We never saw Arthur again. The rumour mill turned and has it that a few seasons after this encounter, in the early hours of an autumn night a man who ran a local water received a phone call asking if he wanted to buy a very big carp for his lake. He had it sacked up and weighed nearly 40lb, he said. It was Arthur. The great fish reduced to selfish commodity. Another man's dream taken away - a King without a throne.

'The great fish reduced to selfish commodity. Another man's dream taken away - a King without a throne'

Into the next millennium the place went through some changes. Si and myself had long moved on, Si to slay southern giants and me to the clear gravel pits of Oxford, but the old disused quarry was never far from our minds. During our time away a huge steel palisade fence was erected around the perimeter to keep the swimmers out. A water pump had been installed and had reduced the levels by half, also as a deterrent to the tombstoners, and now, with the extra sunlight reaching the bottom great seas of weed had sprung up over half the pool - new life reborn.

Si, Jake (Davoile), and Paul (Rhodes) all joined the controlling club, intrigued really as to what the pool now held, and although many of the old guard had long since died or were stolen before the fence went up, some had lived on. The Parrot, One Scale, around thirty of the original stock we guessed, and a new order had been established. Some small commons had been put in throughout the seventies and eighties, together with a few ornamentals that had outgrown their garden ponds. Even well into the 2000's stockings took place, the last when a binful of 1-3lbers went in. Most were never seen again, unable to penetrate the wall of pike. One big difference was that some of the commons had grown on. During Arthur's reign it was mainly mirrors and the biggest common we caught was around 15lb. One in particular was now easily twice that size.

It was good to be back, and was a joy to sit on top of the cliff and watch the flotillas moving down the centre of the pool; some of the old near leathers - skin like glass paper - carp that had taken on the appearance of their surroundings - abrasive, fins hard-edged, and swimming side by side with those wonderous Leney kings that remained.
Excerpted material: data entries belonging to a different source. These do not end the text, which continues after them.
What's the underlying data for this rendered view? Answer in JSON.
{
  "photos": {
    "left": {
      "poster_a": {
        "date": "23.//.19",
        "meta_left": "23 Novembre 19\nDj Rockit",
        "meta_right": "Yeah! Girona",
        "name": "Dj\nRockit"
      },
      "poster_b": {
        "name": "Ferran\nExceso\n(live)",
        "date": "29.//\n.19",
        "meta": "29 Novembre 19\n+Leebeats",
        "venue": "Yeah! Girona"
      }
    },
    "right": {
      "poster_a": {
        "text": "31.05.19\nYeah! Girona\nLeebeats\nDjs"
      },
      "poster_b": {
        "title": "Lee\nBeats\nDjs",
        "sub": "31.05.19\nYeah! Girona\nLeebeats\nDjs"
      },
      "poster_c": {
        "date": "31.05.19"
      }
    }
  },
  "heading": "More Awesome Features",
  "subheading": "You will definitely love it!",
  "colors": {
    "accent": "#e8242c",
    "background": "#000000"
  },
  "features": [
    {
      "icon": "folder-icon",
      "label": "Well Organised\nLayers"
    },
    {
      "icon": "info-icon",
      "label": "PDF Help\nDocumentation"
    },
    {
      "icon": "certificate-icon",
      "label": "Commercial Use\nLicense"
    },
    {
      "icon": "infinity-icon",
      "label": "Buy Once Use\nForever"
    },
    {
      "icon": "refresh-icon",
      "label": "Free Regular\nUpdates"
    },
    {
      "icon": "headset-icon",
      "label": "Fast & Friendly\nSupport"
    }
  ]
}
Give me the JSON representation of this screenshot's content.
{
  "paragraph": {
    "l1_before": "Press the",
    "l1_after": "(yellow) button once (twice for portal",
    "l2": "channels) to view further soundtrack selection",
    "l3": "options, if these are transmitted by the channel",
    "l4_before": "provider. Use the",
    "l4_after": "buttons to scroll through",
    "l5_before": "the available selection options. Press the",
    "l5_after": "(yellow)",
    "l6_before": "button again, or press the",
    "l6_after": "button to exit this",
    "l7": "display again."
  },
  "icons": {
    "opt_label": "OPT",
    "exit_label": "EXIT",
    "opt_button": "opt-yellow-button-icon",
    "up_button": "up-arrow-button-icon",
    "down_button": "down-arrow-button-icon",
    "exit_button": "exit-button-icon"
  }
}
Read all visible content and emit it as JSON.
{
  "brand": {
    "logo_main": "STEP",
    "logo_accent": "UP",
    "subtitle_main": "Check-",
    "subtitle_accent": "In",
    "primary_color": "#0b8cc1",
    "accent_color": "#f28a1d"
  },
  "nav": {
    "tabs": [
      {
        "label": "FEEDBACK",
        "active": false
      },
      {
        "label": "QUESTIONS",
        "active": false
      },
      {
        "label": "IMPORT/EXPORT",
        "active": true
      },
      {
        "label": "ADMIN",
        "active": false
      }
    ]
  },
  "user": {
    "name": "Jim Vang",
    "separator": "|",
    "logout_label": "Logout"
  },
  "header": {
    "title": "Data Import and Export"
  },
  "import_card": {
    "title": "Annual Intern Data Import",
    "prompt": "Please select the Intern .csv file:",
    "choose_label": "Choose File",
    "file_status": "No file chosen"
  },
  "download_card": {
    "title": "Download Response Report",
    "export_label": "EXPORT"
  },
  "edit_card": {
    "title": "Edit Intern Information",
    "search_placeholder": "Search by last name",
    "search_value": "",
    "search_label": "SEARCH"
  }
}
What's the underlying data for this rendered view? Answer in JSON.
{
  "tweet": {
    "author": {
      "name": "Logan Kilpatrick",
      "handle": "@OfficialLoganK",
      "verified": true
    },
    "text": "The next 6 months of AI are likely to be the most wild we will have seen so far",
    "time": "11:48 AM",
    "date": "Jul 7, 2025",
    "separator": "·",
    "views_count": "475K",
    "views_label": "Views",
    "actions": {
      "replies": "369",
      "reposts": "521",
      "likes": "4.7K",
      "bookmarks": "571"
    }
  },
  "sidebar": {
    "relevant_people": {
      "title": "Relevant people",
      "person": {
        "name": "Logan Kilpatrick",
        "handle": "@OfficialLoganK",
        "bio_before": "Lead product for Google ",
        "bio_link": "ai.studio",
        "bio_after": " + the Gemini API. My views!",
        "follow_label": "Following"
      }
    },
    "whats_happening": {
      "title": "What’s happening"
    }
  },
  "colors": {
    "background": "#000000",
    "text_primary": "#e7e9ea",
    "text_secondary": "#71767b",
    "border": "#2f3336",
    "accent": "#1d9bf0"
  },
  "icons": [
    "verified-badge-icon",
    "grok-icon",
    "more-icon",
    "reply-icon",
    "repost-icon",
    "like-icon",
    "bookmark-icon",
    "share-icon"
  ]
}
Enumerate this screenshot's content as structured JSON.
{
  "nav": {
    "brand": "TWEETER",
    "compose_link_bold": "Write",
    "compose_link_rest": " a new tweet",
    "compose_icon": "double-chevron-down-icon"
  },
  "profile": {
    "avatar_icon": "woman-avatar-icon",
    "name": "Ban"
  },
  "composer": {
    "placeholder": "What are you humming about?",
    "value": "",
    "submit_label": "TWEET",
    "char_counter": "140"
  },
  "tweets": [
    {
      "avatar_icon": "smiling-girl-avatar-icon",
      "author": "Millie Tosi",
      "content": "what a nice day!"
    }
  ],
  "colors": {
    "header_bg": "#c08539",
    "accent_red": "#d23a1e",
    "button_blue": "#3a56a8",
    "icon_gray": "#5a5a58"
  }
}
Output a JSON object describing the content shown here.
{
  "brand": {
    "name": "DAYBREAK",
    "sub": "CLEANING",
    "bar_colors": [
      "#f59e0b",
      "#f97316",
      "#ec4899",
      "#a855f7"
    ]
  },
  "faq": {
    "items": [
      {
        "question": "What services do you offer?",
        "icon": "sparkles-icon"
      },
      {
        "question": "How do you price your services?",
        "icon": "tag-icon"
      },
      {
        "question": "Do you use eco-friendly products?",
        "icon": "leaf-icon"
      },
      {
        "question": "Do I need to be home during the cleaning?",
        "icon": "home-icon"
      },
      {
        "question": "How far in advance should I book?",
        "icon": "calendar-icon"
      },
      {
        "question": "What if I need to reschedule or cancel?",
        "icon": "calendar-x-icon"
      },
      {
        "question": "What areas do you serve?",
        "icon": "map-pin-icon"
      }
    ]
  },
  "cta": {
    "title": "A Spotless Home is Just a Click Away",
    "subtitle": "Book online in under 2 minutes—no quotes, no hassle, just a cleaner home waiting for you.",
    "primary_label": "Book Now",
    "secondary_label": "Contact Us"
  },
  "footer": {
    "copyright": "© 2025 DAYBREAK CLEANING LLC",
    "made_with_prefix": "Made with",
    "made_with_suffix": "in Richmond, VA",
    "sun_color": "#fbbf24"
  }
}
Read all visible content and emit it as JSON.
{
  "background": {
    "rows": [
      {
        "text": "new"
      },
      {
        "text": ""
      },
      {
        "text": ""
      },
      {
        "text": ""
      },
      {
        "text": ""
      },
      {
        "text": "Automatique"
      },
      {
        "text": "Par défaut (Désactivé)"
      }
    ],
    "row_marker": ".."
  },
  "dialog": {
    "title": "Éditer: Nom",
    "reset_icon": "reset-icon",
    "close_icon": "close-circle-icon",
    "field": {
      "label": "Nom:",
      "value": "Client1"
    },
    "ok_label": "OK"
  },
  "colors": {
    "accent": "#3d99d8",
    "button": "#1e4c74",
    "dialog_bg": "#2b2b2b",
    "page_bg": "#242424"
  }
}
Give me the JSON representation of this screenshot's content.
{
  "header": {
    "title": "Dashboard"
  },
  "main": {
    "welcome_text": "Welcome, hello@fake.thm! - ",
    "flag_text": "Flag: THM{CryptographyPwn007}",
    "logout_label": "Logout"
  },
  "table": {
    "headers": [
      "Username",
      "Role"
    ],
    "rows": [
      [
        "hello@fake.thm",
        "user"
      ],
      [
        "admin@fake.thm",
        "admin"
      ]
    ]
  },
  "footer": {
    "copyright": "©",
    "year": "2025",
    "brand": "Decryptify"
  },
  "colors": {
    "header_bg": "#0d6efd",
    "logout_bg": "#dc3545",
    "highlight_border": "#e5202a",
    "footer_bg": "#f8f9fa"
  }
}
In line with many other deep pits, as soon as the winter was behind you, and with the sun came out and the air temperature in double figures, the carp would leave their much cooler sanctuary and seek out this extra warmth in the surface layers, inspecting anything floating that resembled food. Moths to a flame, and it was here the bigger fish could be singled out.

May '09; The sun-baked clay was warm to the touch. Down in the pit the temperature could be 10c higher than up on the cliffs. Conversely, at night it went deathly cold. The fish had been active on the shallows all day, and the 'big four', were taking their usual route along the sedge beds, through the emergent reed to follow the curve of the submerged concrete silo, then down to the end bay in the shade of the old loading tower. These were the same four mirrors that always swam together, on the shallows at least, and fed together. Today it was tadpoles. From high above they just looked like shadows in the water, or decaying weed, but when you got closer it became a writhing mass of carp food. The 'four' were all in the thick of this protein soup and were of equal size, but one fish stood out. Big scales on its shoulder merged into the most glorious linear plating, its colour the deepest chestnut and burnt umber. Its wrist and tail hung low in the water, giving it a distinctive lilt as it swam, and its head was as black as the tadpoles it was feeding on.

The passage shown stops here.